Definition
A precision instrument approach and landing classification with no decision height and no runway visual range limitation, permitting operations to and along the surface of the runway in zero-zero visibility conditions. CAT IIIc requires aircraft, airborne equipment, flight crew, and ground facilities certified to the highest precision approach standards, including auto-land and rollout guidance capable of taxi guidance to the gate.
Plain English
The most demanding category of instrument approach, allowing a pilot to land and roll out on the runway when there is essentially no visibility at all.

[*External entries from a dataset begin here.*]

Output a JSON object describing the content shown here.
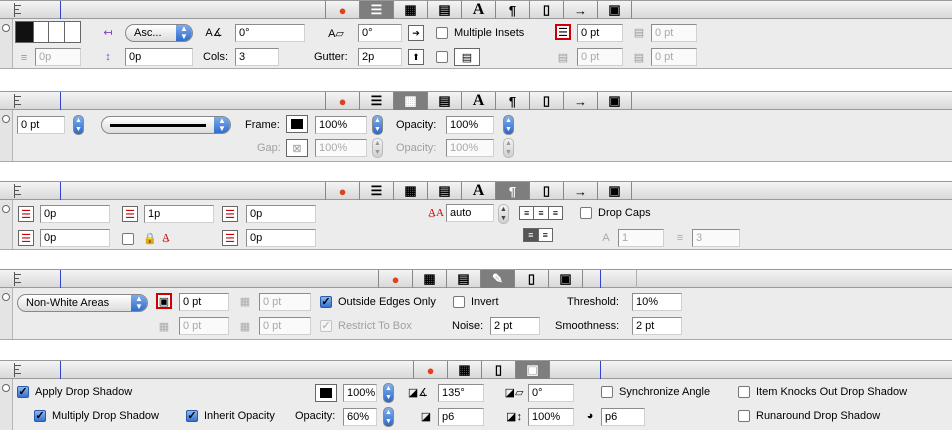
{
  "colors": {
    "accent": "#2d68c8",
    "tab_active": "#7e7e7e",
    "ruler_blue": "#3344cc",
    "panel": "#ececec"
  },
  "tab_icons": {
    "swatch": "🔴",
    "align": "☰",
    "frame": "▦",
    "text_frame": "▤",
    "character": "A",
    "paragraph": "¶",
    "shapes": "▯",
    "arrow": "→",
    "shadow": "▣",
    "pen": "✎"
  },
  "text_frame": {
    "vertical_align": "Asc...",
    "angle": "0°",
    "skew": "0°",
    "gap": "0p",
    "cols_label": "Cols:",
    "cols": "3",
    "gutter_label": "Gutter:",
    "gutter": "2p",
    "multiple_insets_label": "Multiple Insets",
    "inset_top": "0 pt",
    "inset_left": "0 pt",
    "inset_right": "0 pt",
    "inset_bottom": "0 pt",
    "baseline": "0p"
  },
  "frame": {
    "width": "0 pt",
    "frame_label": "Frame:",
    "frame_shade": "100%",
    "opacity_label": "Opacity:",
    "opacity": "100%",
    "gap_label": "Gap:",
    "gap_shade": "100%",
    "gap_opacity_label": "Opacity:",
    "gap_opacity": "100%"
  },
  "paragraph": {
    "left_indent": "0p",
    "first_indent": "1p",
    "space_before": "0p",
    "right_indent": "0p",
    "space_after": "0p",
    "leading": "auto",
    "drop_caps_label": "Drop Caps",
    "drop_chars": "1",
    "drop_lines": "3"
  },
  "runaround": {
    "type": "Non-White Areas",
    "outset": "0 pt",
    "outset_2": "0 pt",
    "outset_3": "0 pt",
    "outset_4": "0 pt",
    "outside_edges_label": "Outside Edges Only",
    "invert_label": "Invert",
    "restrict_label": "Restrict To Box",
    "threshold_label": "Threshold:",
    "threshold": "10%",
    "noise_label": "Noise:",
    "noise": "2 pt",
    "smoothness_label": "Smoothness:",
    "smoothness": "2 pt"
  },
  "shadow": {
    "apply_label": "Apply Drop Shadow",
    "multiply_label": "Multiply Drop Shadow",
    "inherit_label": "Inherit Opacity",
    "shade": "100%",
    "opacity_label": "Opacity:",
    "opacity": "60%",
    "angle": "135°",
    "skew": "0°",
    "distance": "p6",
    "scale": "100%",
    "blur": "p6",
    "sync_label": "Synchronize Angle",
    "knocks_label": "Item Knocks Out Drop Shadow",
    "runaround_label": "Runaround Drop Shadow"
  }
}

The aircraft systems fly the approach, land, and steer along the runway automatically.
Context Anchor
Seen in instrument approach discussions comparing CAT II, CAT IIIa, CAT IIIb, and CAT IIIc landing minimums.
Derivation
CAT' is short for 'Category.' The Roman numeral 'III' marks it as the third and most capable group of precision approaches, and the lowercase 'c' is the third and most demanding sub-level within that group, where visibility limits drop to zero.
Why Pilots Care
It represents the theoretical limit of all-weather operations, though such procedures are not yet authorized for normal line operations due to equipment requirements.
Grounding Statement
Picture being aligned with the runway by approved systems while the view outside is still blank; CAT IIIc is the category that describes that extreme end of instrument landing approval.
Intuition Check
Do not read CAT IIIc as simply “a little lower than CAT IIIb.” It specifically means no decision height and no runway visual range minimum.
Example Sentence 1
CAT IIIc would allow landing and rollout with no visibility at all, but no airport is currently certified for that level of operation.
Example Sentence 2
During preflight planning the crew confirmed the runway lighting and rollout guidance met CAT IIIc standards.